Ross Mayfield blogged a good article in Popular Science by Steve Ditlea that helps illustrate the points that I was trying to make the other day about augmented reality.
Ditlea describes AR technology as providing additional information to the visual field, enabling soldiers, doctors, and techicians to work more effectively.
With AR, you’ll simply slip on a tiny visor and guided repair instructions will appear next to each under-the-hood part that you gaze at: “Now that you’ve disconnected the radiator hose, move it to one side and unscrew the carburetor cap.”
Eventually, Ditlea predicts, this will be available to the rest of us:
“And when AR headgear does shrink down to the size of common glasses, it could be a must for up-and-coming managers, to avoid career or social gaffes at business meetings and cocktail parties. Everyone will be packing extra data in their spectacles. Each time you look at someone across a conference table or a crowded room, information about who they are and what their background is could appear before your eyes.”
All of these examples are factual data provided to the individual. The second example is the image that I was talking about earlier — a person getting secret information that gives them advantages over the other people in the room.

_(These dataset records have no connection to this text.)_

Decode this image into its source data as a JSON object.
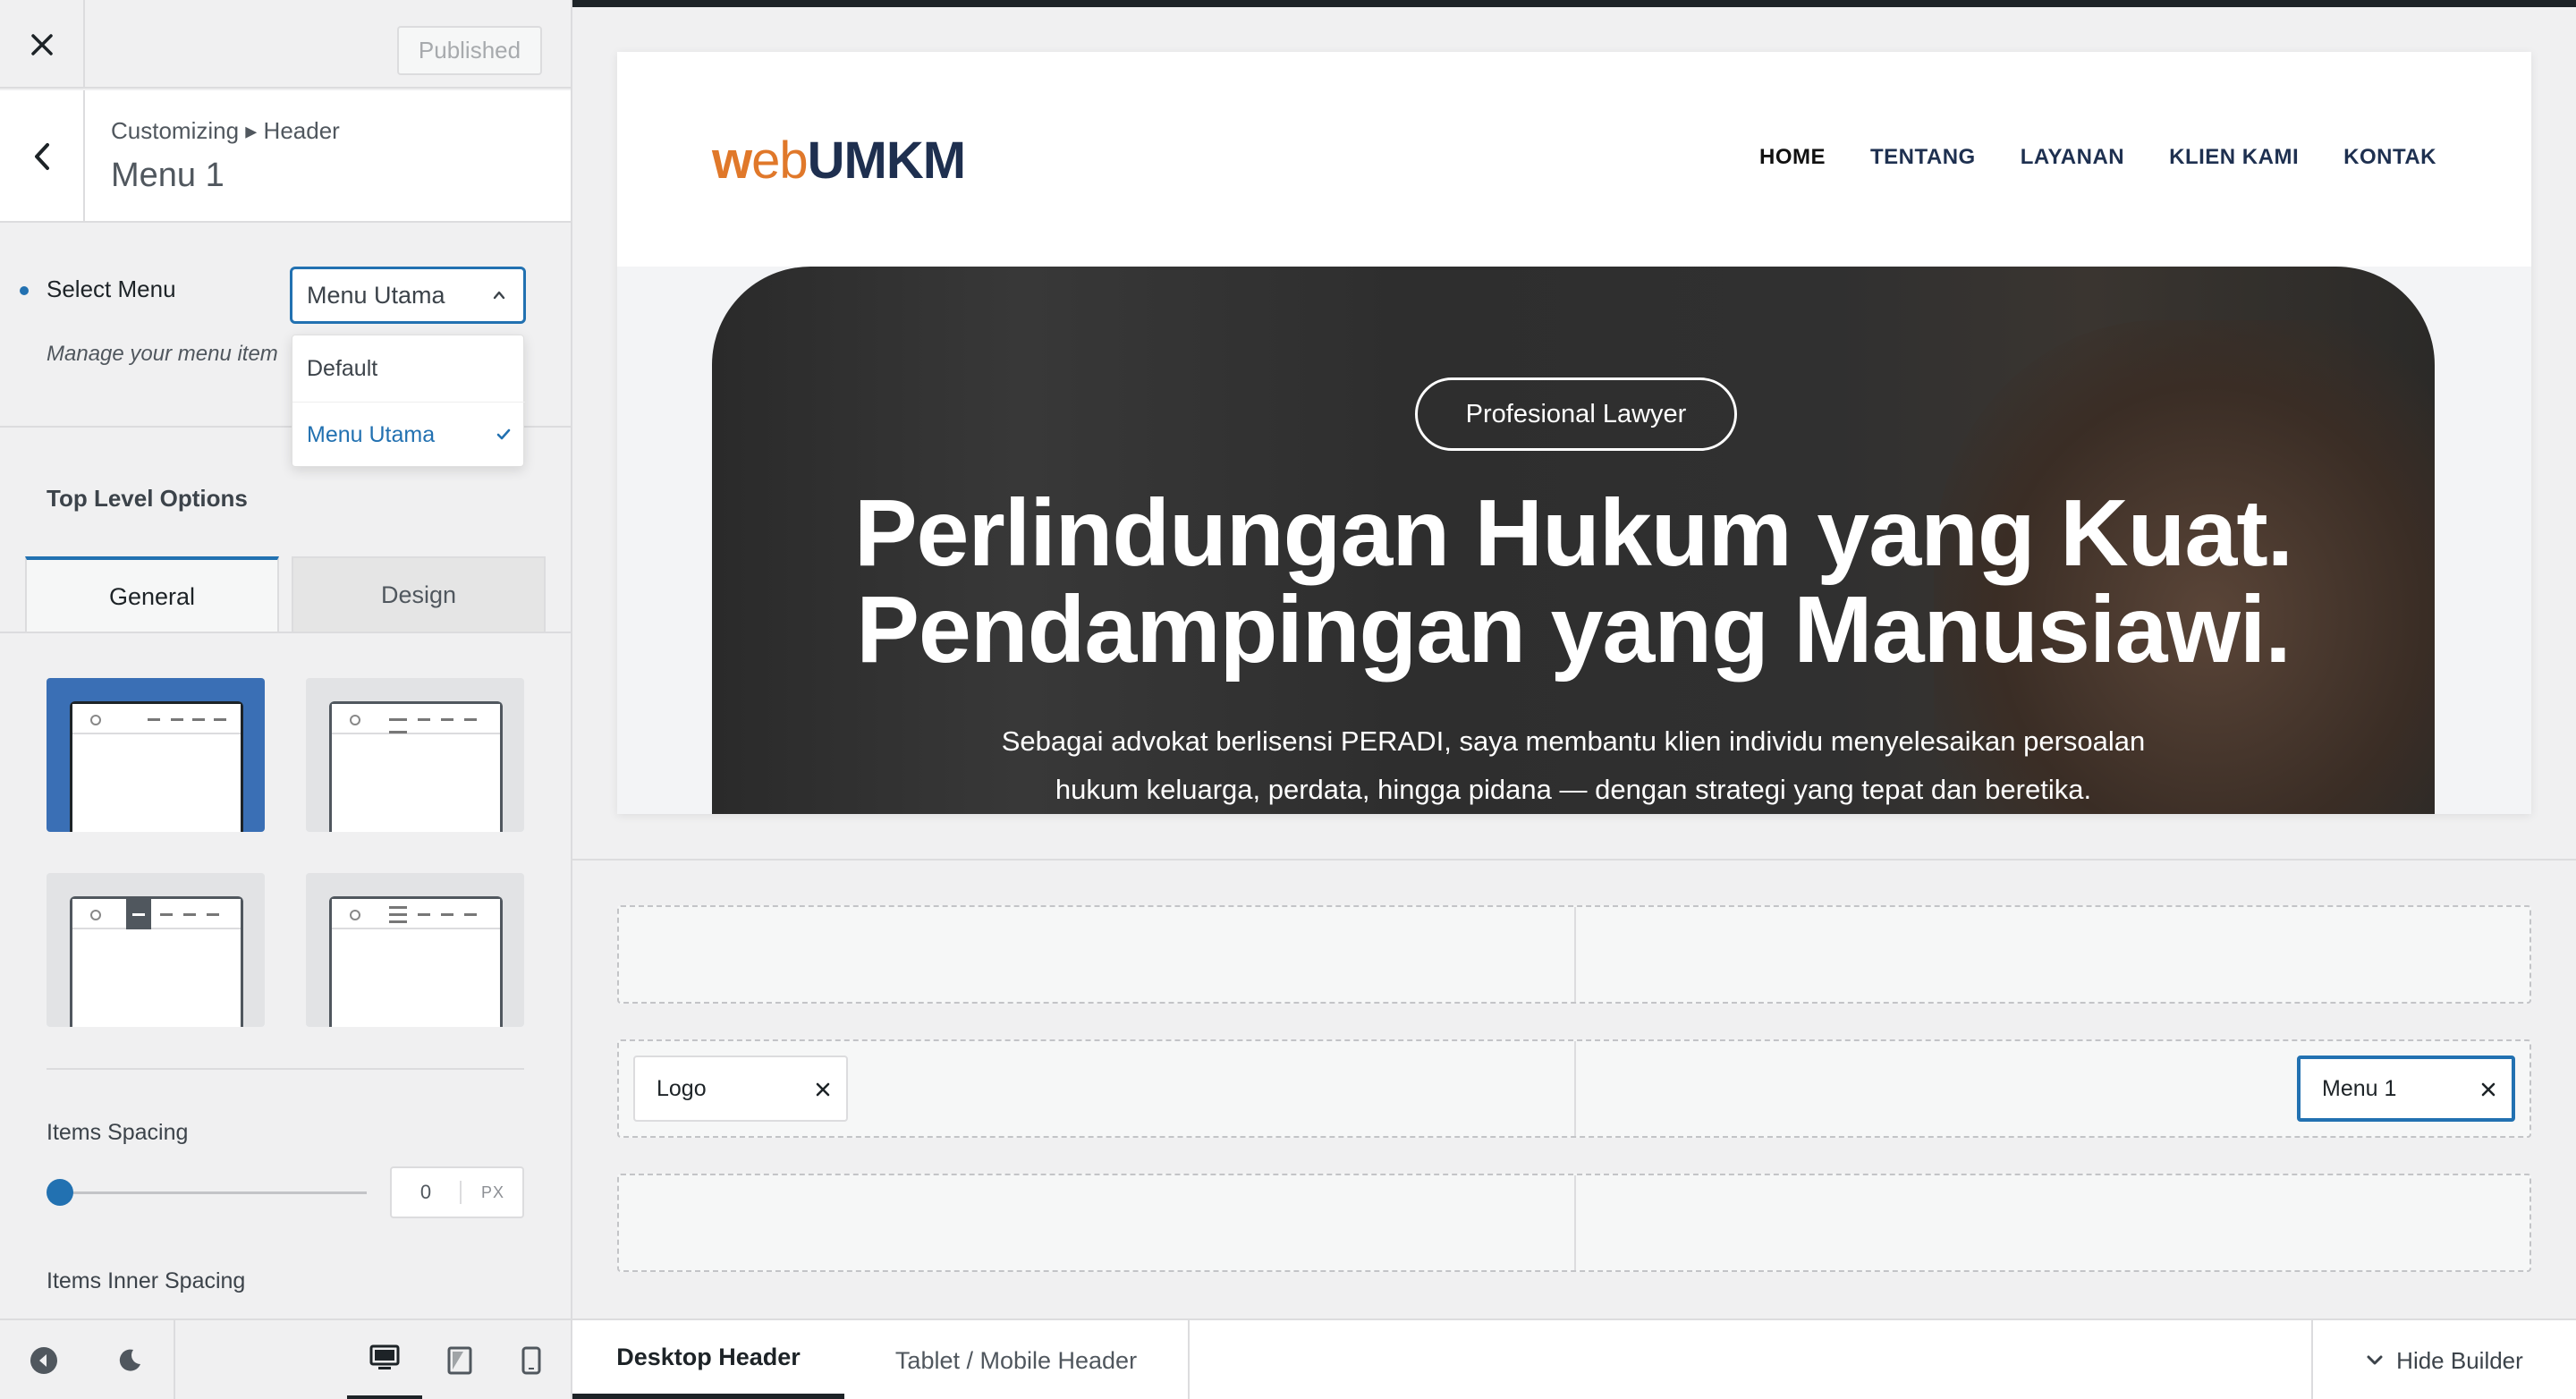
{
  "header": {
    "published_label": "Published"
  },
  "panel": {
    "breadcrumb": "Customizing ▸ Header",
    "title": "Menu 1"
  },
  "select_menu": {
    "label": "Select Menu",
    "value": "Menu Utama",
    "description": "Manage your menu item",
    "options": [
      {
        "label": "Default",
        "selected": false
      },
      {
        "label": "Menu Utama",
        "selected": true
      }
    ]
  },
  "top_level": {
    "label": "Top Level Options",
    "tabs": [
      "General",
      "Design"
    ],
    "active_tab": "General"
  },
  "items_spacing": {
    "label": "Items Spacing",
    "value": "0",
    "unit": "PX"
  },
  "items_inner_spacing": {
    "label": "Items Inner Spacing"
  },
  "site": {
    "logo": {
      "w": "w",
      "eb": "eb",
      "umkm": "UMKM"
    },
    "nav": [
      "HOME",
      "TENTANG",
      "LAYANAN",
      "KLIEN KAMI",
      "KONTAK"
    ],
    "badge": "Profesional Lawyer",
    "headline_1": "Perlindungan Hukum yang Kuat.",
    "headline_2": "Pendampingan yang Manusiawi.",
    "paragraph_1": "Sebagai advokat berlisensi PERADI, saya membantu klien individu menyelesaikan persoalan",
    "paragraph_2": "hukum keluarga, perdata, hingga pidana — dengan strategi yang tepat dan beretika."
  },
  "builder": {
    "logo_chip": "Logo",
    "menu_chip": "Menu 1",
    "tabs": [
      "Desktop Header",
      "Tablet / Mobile Header"
    ],
    "hide_builder": "Hide Builder"
  },
  "colors": {
    "accent": "#2271b1",
    "logo_orange": "#e0782a",
    "logo_navy": "#1e2f4f"
  }
}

This is very different from the story Greg Elin told about Aaron Swartz and Cory Doctorow hanging out on a couch at the O’Reilly Emerging Technology Conference, chatting with each other in person while also sending aside comments, checking references, and forwarding code snippets on the computers in their hands.

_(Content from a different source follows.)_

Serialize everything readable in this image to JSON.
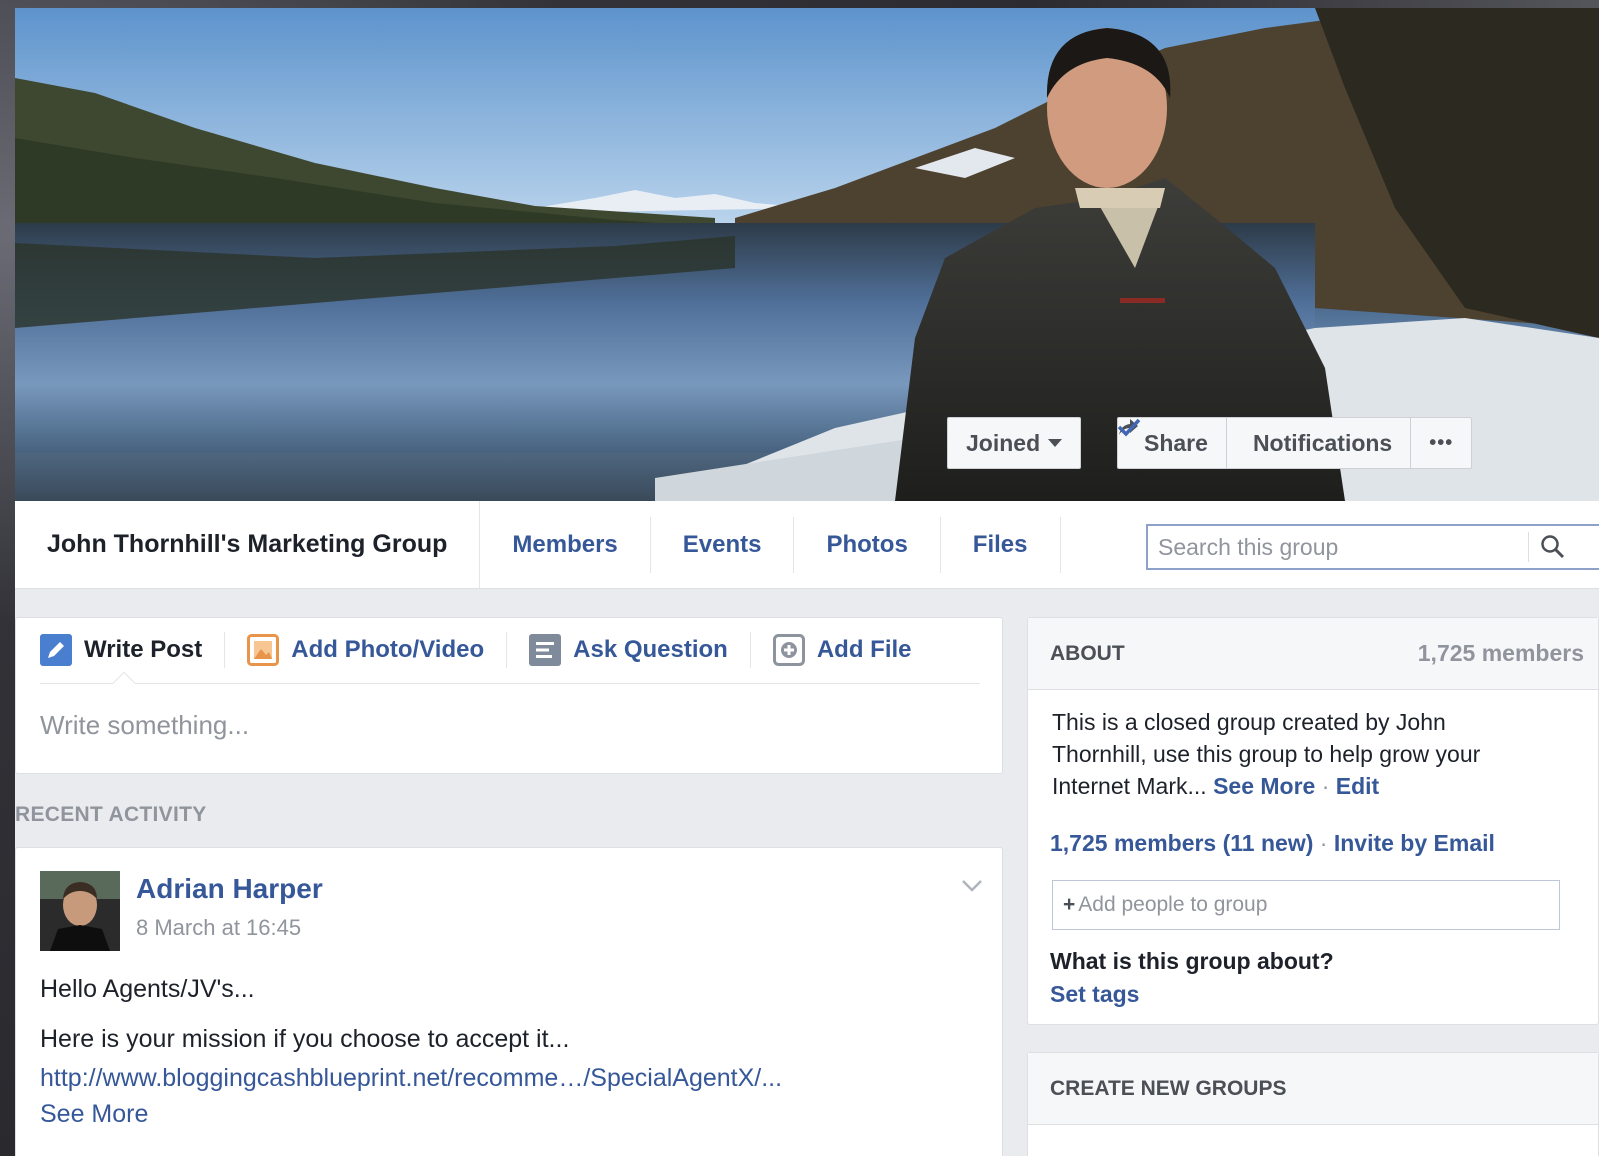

Aaron and Cory are getting an overlay of internet data, and using this as a source and a channel for their conversation.
So this is what I meant. In popular science, augmented reality is data informing and isolating the individual. In life as we’re living it, augmented reality is data informing the connections between people, and the cyborg — the part-human, part-machine entity — is a conversation.

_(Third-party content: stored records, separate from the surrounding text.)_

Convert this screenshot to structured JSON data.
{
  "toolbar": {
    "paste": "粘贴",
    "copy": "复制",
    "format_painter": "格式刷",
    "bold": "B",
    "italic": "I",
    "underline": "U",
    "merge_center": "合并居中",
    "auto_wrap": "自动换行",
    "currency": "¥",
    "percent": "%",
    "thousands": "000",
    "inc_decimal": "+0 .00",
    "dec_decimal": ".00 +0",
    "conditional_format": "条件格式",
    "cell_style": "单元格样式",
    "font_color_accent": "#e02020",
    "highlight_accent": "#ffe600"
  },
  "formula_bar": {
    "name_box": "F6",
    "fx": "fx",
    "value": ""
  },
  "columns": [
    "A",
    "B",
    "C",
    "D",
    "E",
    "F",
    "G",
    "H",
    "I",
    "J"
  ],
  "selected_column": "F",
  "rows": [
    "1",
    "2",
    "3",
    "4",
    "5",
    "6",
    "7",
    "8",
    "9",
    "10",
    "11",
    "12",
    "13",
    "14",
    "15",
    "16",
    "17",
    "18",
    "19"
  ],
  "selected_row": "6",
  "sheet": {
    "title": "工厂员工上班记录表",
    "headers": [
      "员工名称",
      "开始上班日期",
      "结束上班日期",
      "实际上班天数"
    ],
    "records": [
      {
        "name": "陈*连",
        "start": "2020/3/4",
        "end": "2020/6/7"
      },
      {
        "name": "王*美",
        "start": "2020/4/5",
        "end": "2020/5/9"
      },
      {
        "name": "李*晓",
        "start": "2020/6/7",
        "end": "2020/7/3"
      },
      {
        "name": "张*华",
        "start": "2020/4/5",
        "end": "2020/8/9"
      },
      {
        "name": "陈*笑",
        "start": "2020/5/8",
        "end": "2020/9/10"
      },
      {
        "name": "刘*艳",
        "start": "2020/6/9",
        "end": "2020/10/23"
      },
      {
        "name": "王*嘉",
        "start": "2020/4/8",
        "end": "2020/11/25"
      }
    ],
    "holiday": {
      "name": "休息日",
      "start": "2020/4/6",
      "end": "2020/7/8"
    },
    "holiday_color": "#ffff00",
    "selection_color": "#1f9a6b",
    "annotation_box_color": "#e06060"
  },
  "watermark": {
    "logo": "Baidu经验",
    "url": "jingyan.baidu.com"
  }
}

(We’ll leave Prof. Mann out of it for now, since Abe Books cancelled my order for his book, so it’s over to Half.com. )
I had a writeup on one possible outcome of A.R. a while back:
http://crossroads.net/a/archives/2001_01.php#000006
Adina —
It took me forever to follow up on this. I’d say that AR is a kind of tool, like a microscope or telescope, that is not intrinsically designed to be social, but is useful in its own way; therefore, I wouldn’t say that it “isolates.” Does a hammer isolate?
Definitely get a copy of Steve Mann’s book! Email him if you have to. He really does some deep thinking about implications of wearables.